Yes, he is. And has always been. Any man can be a father but it takes someone special to be a dad My daughter is lucky enough to have a wonderful dad.".........."Daddy", isn't even really the Dad.
You ask how she would find out. I don't know, really. I would never tell her, and I'm pretty sure the ex would never tell her, but that is a fear that I have. That she would somehow find out.

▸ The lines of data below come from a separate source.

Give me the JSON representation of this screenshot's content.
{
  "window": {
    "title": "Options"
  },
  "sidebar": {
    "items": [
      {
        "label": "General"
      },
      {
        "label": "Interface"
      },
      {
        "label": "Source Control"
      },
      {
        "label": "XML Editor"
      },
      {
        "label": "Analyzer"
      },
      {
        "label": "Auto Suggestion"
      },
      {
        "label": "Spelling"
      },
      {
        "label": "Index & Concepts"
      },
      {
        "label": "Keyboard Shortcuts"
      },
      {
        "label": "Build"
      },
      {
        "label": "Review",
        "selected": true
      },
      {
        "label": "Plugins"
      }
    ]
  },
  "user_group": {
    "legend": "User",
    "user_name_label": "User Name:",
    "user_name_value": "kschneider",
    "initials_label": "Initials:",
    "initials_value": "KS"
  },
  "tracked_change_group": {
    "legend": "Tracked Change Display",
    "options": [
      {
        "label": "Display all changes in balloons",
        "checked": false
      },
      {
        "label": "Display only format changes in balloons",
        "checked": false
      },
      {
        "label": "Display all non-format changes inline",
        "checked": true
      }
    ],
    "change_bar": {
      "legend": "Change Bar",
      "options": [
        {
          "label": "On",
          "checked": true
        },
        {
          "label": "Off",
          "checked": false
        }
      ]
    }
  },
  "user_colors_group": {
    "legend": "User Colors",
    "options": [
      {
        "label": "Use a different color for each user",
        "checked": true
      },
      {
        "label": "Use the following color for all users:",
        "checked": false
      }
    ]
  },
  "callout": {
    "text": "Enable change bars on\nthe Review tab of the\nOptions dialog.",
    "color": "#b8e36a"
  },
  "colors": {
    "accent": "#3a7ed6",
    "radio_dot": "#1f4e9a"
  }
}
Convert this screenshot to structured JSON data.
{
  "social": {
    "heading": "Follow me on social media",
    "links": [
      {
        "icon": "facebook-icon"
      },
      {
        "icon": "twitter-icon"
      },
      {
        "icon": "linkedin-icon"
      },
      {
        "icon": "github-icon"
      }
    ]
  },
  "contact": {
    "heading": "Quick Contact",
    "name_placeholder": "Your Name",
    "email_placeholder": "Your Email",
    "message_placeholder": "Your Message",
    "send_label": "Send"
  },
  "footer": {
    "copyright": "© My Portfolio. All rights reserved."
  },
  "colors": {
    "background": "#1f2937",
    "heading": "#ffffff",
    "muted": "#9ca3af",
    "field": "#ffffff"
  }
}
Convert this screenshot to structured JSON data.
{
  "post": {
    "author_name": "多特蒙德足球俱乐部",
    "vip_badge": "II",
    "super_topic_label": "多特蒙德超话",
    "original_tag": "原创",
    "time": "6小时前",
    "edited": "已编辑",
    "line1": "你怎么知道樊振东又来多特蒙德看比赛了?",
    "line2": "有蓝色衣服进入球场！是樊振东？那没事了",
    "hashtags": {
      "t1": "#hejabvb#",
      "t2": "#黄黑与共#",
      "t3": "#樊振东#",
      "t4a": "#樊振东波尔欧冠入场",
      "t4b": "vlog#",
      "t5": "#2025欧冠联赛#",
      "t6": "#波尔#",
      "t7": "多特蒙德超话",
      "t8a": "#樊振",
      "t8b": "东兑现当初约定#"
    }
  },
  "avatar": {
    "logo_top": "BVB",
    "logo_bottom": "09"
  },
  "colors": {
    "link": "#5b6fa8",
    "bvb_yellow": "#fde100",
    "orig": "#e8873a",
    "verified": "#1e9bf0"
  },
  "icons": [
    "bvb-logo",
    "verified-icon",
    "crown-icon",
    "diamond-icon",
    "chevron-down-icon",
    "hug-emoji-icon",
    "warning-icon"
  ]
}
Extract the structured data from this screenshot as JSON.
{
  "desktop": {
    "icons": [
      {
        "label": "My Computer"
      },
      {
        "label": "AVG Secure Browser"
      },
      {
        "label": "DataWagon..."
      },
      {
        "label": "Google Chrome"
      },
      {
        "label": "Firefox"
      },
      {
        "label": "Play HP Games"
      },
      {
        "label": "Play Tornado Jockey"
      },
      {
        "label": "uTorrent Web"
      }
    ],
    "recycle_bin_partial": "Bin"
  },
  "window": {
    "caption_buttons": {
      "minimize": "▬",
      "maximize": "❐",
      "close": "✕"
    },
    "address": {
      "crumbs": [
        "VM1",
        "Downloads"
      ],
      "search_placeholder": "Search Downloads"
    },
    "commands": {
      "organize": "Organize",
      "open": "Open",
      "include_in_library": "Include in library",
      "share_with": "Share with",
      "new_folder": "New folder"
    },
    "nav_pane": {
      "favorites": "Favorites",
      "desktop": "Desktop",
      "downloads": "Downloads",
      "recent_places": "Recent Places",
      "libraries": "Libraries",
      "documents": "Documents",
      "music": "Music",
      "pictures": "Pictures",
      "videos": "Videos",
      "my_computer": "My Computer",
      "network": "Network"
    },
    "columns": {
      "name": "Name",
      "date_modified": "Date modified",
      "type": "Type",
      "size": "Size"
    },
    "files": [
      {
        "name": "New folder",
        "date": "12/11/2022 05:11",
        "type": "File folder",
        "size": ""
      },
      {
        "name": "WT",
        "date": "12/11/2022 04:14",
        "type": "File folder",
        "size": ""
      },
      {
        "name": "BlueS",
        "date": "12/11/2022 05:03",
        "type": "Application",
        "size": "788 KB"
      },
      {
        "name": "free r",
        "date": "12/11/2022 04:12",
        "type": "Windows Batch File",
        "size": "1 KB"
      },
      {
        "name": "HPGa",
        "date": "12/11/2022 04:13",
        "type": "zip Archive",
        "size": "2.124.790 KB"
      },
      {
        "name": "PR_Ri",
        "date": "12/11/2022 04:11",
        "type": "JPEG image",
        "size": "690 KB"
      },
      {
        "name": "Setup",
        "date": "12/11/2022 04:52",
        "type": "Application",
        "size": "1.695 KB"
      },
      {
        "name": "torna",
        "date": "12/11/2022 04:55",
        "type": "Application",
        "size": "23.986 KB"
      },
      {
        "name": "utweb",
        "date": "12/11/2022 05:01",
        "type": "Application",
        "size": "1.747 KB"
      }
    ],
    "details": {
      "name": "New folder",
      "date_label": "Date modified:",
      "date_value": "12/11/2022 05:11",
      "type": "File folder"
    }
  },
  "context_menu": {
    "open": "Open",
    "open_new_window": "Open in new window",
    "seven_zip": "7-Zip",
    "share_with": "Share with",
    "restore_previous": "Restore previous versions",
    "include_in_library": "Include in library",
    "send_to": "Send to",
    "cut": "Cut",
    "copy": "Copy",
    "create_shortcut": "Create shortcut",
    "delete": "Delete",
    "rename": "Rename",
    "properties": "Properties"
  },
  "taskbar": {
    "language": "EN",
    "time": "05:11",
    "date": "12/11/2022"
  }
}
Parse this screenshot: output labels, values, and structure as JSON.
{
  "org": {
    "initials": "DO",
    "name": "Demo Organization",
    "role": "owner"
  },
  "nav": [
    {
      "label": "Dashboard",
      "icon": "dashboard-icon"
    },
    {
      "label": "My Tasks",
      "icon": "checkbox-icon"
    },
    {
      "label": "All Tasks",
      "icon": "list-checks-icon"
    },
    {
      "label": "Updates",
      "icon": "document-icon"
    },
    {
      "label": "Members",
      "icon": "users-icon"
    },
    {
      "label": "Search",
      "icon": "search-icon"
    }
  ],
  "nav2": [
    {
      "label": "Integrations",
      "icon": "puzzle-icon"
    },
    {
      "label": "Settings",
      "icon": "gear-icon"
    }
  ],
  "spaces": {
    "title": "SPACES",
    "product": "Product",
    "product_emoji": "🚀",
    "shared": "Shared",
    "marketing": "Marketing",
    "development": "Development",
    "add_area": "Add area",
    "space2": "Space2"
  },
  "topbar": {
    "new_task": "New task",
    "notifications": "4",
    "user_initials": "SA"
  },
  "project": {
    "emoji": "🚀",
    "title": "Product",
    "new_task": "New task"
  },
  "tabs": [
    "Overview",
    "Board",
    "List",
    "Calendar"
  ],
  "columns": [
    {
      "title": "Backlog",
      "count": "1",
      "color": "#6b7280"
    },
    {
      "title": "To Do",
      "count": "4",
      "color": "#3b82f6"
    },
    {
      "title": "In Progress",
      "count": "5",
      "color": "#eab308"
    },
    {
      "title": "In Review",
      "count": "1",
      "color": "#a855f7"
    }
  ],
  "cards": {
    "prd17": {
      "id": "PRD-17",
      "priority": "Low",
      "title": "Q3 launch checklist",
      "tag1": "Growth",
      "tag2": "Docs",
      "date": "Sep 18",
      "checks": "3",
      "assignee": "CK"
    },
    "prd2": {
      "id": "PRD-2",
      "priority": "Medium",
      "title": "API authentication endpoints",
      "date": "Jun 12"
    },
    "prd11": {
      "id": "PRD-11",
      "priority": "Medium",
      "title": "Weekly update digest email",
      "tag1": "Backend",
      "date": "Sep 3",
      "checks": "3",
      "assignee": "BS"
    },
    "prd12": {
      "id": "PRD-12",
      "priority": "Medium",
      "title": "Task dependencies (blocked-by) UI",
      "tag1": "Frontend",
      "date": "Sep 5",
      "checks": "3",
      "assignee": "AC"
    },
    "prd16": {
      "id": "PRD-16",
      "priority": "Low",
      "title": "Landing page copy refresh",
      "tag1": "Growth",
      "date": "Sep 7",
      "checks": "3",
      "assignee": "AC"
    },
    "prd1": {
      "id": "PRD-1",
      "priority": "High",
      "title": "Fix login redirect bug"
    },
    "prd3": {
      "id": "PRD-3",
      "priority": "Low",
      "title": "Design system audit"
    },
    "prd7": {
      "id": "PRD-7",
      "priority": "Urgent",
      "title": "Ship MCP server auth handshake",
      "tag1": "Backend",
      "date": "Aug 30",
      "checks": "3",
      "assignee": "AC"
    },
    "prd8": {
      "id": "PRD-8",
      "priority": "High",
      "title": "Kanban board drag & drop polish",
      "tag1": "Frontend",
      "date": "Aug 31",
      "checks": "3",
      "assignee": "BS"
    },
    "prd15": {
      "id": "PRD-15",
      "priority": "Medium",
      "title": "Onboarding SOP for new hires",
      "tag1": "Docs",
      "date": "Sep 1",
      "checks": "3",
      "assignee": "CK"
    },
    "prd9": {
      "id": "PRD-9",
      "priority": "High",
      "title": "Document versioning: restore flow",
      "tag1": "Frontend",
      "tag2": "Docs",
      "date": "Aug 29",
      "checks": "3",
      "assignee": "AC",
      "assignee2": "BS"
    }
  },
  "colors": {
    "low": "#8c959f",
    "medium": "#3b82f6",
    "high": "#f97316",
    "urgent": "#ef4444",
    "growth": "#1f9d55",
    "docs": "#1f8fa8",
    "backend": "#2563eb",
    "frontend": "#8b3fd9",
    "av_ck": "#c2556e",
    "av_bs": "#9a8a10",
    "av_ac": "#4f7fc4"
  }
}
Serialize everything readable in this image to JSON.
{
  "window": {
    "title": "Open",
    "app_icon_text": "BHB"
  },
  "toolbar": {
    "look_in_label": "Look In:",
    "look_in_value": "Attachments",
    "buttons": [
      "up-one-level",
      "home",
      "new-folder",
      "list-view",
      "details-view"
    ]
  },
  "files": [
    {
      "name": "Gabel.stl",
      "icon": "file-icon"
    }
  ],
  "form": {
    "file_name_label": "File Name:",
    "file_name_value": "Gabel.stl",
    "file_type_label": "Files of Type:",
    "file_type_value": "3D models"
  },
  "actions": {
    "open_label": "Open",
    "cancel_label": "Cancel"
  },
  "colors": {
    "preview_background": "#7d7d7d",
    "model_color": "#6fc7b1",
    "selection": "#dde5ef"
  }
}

You said you hope there can be healing between the ex and I. Me, too. This isn't an overly-ugly situation, and as I posted earlier, I believe he is only doing this because of the new woman in his life, although that is only my opinion. She seems to be the type that resents the fact that "her man" has a past and children with someone else. I may have my hands full with her. But until this woman entered his life, child support was not an issue. My ex and I have always gotten along fairly well, and it was not an ugly knock-down drag-out type of divorce. We just realized, a little too late, that we make better friends than spouses, but we were very young when we got married, and we are both amazed that we stayed married as long as we did.
Thanks for your advice and input. I honestly appreciate it.